I had drams about cleaning away crap and blockages, things relating to my parents, and I suppose I should work on this—my childhood and feelings about [my parents] are likely huge parts of whatever hang-ups I do have,—the emotional and spiritual blockage that bars me from what I want to do, how I want to act, live, and from the Otherworlds—they bar me from feeling and living clear and bright and from bridging and integration. I also think I dreamt of forces that try to deter me—the ways my mind tries to distract me from doing what I want to do in these regards—that within me that fears to change, hates change, feels threatened by change. Hurur—the egos who feel their existence are in danger from me trying to “cleanup” and clear away debris. Also who feel threatened by the changes I would want or cause by moving beyond those blockages, in renovating my spiritual landscape.

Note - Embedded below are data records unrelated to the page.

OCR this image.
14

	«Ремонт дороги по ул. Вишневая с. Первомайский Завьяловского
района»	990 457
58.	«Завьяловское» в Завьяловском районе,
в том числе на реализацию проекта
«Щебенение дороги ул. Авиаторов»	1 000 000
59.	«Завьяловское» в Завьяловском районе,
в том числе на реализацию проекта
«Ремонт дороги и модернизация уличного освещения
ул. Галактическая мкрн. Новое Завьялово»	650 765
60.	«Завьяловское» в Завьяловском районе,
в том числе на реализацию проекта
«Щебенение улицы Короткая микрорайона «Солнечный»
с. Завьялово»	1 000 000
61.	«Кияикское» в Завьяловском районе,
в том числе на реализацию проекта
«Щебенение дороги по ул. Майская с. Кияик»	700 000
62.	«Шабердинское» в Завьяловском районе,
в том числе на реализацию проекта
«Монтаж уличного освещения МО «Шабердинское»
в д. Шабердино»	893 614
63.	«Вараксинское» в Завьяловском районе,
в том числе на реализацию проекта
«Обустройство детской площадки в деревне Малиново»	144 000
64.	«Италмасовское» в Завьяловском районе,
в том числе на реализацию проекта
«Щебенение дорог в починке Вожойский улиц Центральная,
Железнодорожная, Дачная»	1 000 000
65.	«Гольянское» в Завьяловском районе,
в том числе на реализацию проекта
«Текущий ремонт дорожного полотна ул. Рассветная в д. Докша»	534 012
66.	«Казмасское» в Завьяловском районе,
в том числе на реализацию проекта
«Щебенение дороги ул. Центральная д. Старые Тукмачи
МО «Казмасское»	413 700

Last night’s riting wound up loosening me up in regards to bed, more so than actual spelling, but that was still useful. I felt I wanted to explore the Otherworlds, or that my passages there were an extension of the spellwork.

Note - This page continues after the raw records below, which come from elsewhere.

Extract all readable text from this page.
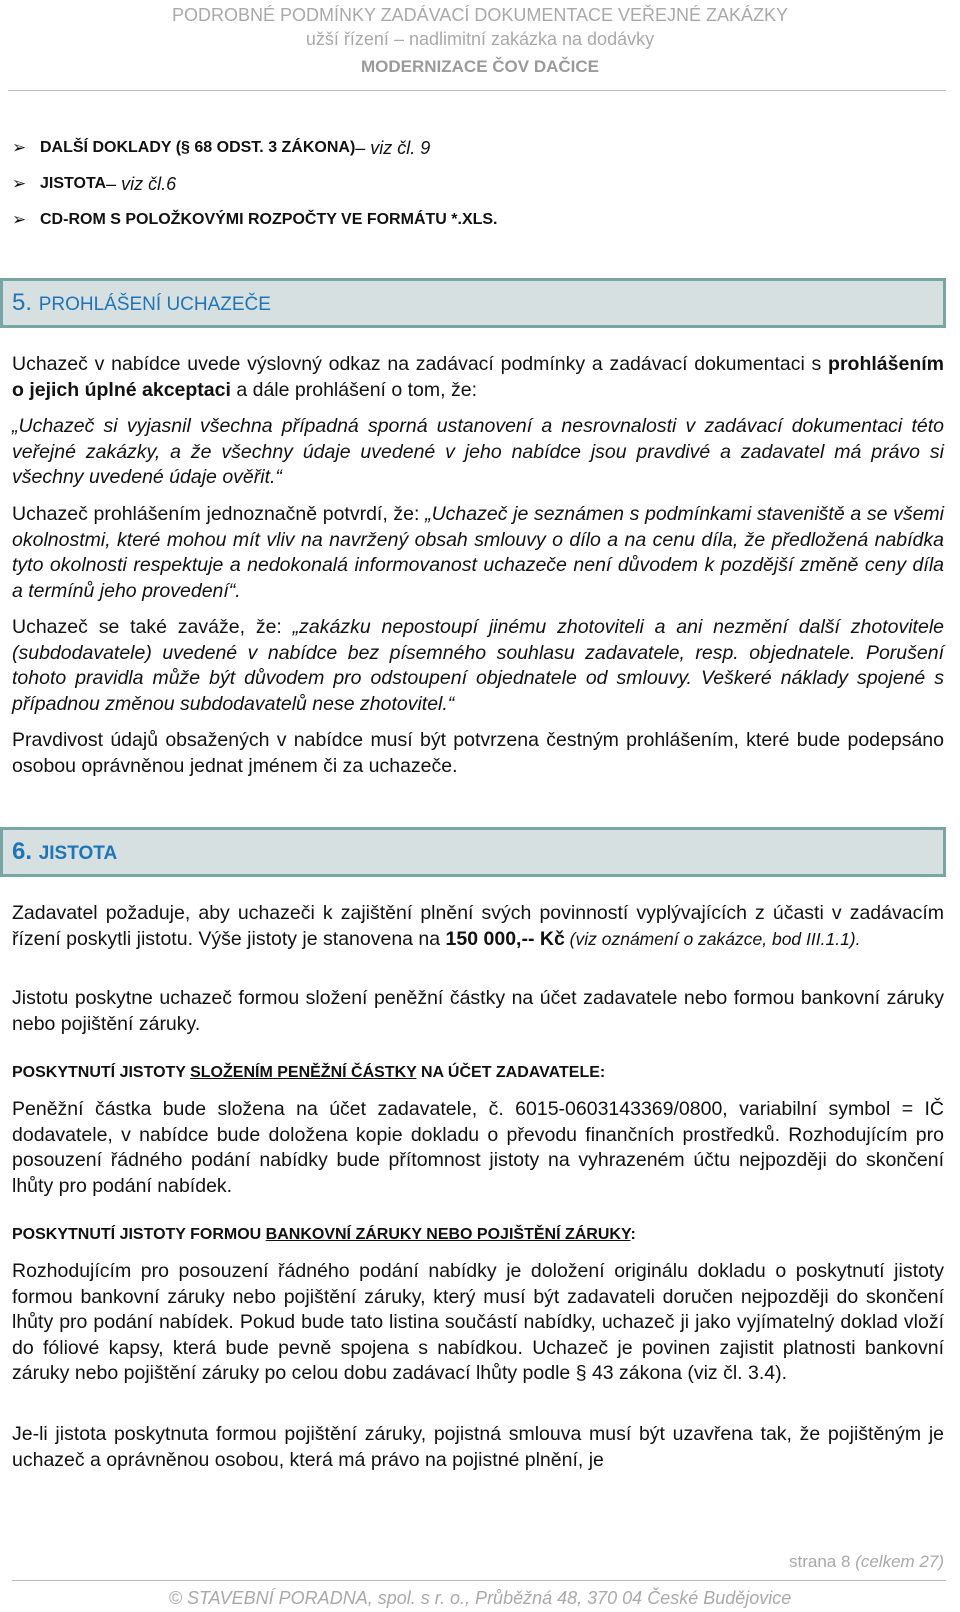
PODROBNÉ PODMÍNKY ZADÁVACÍ DOKUMENTACE VEŘEJNÉ ZAKÁZKY
užší řízení – nadlimitní zakázka na dodávky
MODERNIZACE ČOV DAČICE
➢ DALŠÍ DOKLADY (§ 68 ODST. 3 ZÁKONA) – viz čl. 9
➢ JISTOTA – viz čl.6
➢ CD-ROM S POLOŽKOVÝMI ROZPOČTY VE FORMÁTU *.XLS.
5. PROHLÁŠENÍ UCHAZEČE
Uchazeč v nabídce uvede výslovný odkaz na zadávací podmínky a zadávací dokumentaci s prohlášením o jejich úplné akceptaci a dále prohlášení o tom, že:
„Uchazeč si vyjasnil všechna případná sporná ustanovení a nesrovnalosti v zadávací dokumentaci této veřejné zakázky, a že všechny údaje uvedené v jeho nabídce jsou pravdivé a zadavatel má právo si všechny uvedené údaje ověřit.“
Uchazeč prohlášením jednoznačně potvrdí, že: „Uchazeč je seznámen s podmínkami staveniště a se všemi okolnostmi, které mohou mít vliv na navržený obsah smlouvy o dílo a na cenu díla, že předložená nabídka tyto okolnosti respektuje a nedokonalá informovanost uchazeče není důvodem k pozdější změně ceny díla a termínů jeho provedení“.
Uchazeč se také zaváže, že: „zakázku nepostoupí jinému zhotoviteli a ani nezmění další zhotovitele (subdodavatele) uvedené v nabídce bez písemného souhlasu zadavatele, resp. objednatele. Porušení tohoto pravidla může být důvodem pro odstoupení objednatele od smlouvy. Veškeré náklady spojené s případnou změnou subdodavatelů nese zhotovitel.“
Pravdivost údajů obsažených v nabídce musí být potvrzena čestným prohlášením, které bude podepsáno osobou oprávněnou jednat jménem či za uchazeče.
6. JISTOTA
Zadavatel požaduje, aby uchazeči k zajištění plnění svých povinností vyplývajících z účasti v zadávacím řízení poskytli jistotu. Výše jistoty je stanovena na 150 000,-- Kč (viz oznámení o zakázce, bod III.1.1).
Jistotu poskytne uchazeč formou složení peněžní částky na účet zadavatele nebo formou bankovní záruky nebo pojištění záruky.
POSKYTNUTÍ JISTOTY SLOŽENÍM PENĚŽNÍ ČÁSTKY NA ÚČET ZADAVATELE:
Peněžní částka bude složena na účet zadavatele, č. 6015-0603143369/0800, variabilní symbol = IČ dodavatele, v nabídce bude doložena kopie dokladu o převodu finančních prostředků. Rozhodujícím pro posouzení řádného podání nabídky bude přítomnost jistoty na vyhrazeném účtu nejpozději do skončení lhůty pro podání nabídek.
POSKYTNUTÍ JISTOTY FORMOU BANKOVNÍ ZÁRUKY NEBO POJIŠTĚNÍ ZÁRUKY:
Rozhodujícím pro posouzení řádného podání nabídky je doložení originálu dokladu o poskytnutí jistoty formou bankovní záruky nebo pojištění záruky, který musí být zadavateli doručen nejpozději do skončení lhůty pro podání nabídek. Pokud bude tato listina součástí nabídky, uchazeč ji jako vyjímatelný doklad vloží do fóliové kapsy, která bude pevně spojena s nabídkou. Uchazeč je povinen zajistit platnosti bankovní záruky nebo pojištění záruky po celou dobu zadávací lhůty podle § 43 zákona (viz čl. 3.4).
Je-li jistota poskytnuta formou pojištění záruky, pojistná smlouva musí být uzavřena tak, že pojištěným je uchazeč a oprávněnou osobou, která má právo na pojistné plnění, je
strana 8 (celkem 27)
© STAVEBNÍ PORADNA, spol. s r. o., Průběžná 48, 370 04 České Budějovice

I think I will try Thorn’s chalice ritual again soon. There is energy and elthil in those blockages I wish to reclaim.
The halthaya of hurur—they don’t want to be disturbed, don’t want magic and all the Otherworlds would subject them to: Chaos, potentiality, change. They’re lay and at least a bit cancerous—
—that is how I often characterized these things in poetry, though in roundabout ways. Displacing attention to the world without and not the internalized cysts. My poetry pointed to my Path,—and I’ve been trying to get somewhere for a while. I glamourized those issues as poetic, aesthetic things and used them as marvels, didn’t do anything more with them, even as I recognized aesthetic potentiality and agency for myself.
Bruno points to the “light” of “reason” to illuminate things and shadows, but I wonder at “reason” in relation to the Riddle of the Shadow—that awareness, lucid awareness that seeks and finds and creates meaning may be what he’s getting at. Bruno’s notes on expression (VI) can be read in different ways. Firstly, aesthetics/magic for things distant, removed from the immediate, are more easily conperceived by the newbie—cf. Dunn’s notes on magical perception. Bruno posits this that the mind can access more accessible, more unchanging distant things rather than the more changeable, but I think it’s a matter of halthaya: we imagine less real things, more removed from this reality, because we expect we can. Also, I think it’s a matter of fidelity: things in this world and complex figures, perceived faithfully and accurately, are harder for us to imagine than the more mutable shapes of less “real,” less true, more Otherworldly forms. It’s a matter of resolution then. Bruno points to this state for those who have “not yet mastered” the art.
“eternal Ideas to combat the influence of the Stars” (V)
In other ways, Bruno gets at aesthetic manipulation of the mind, fictionalizing experience and more for one’s own ends.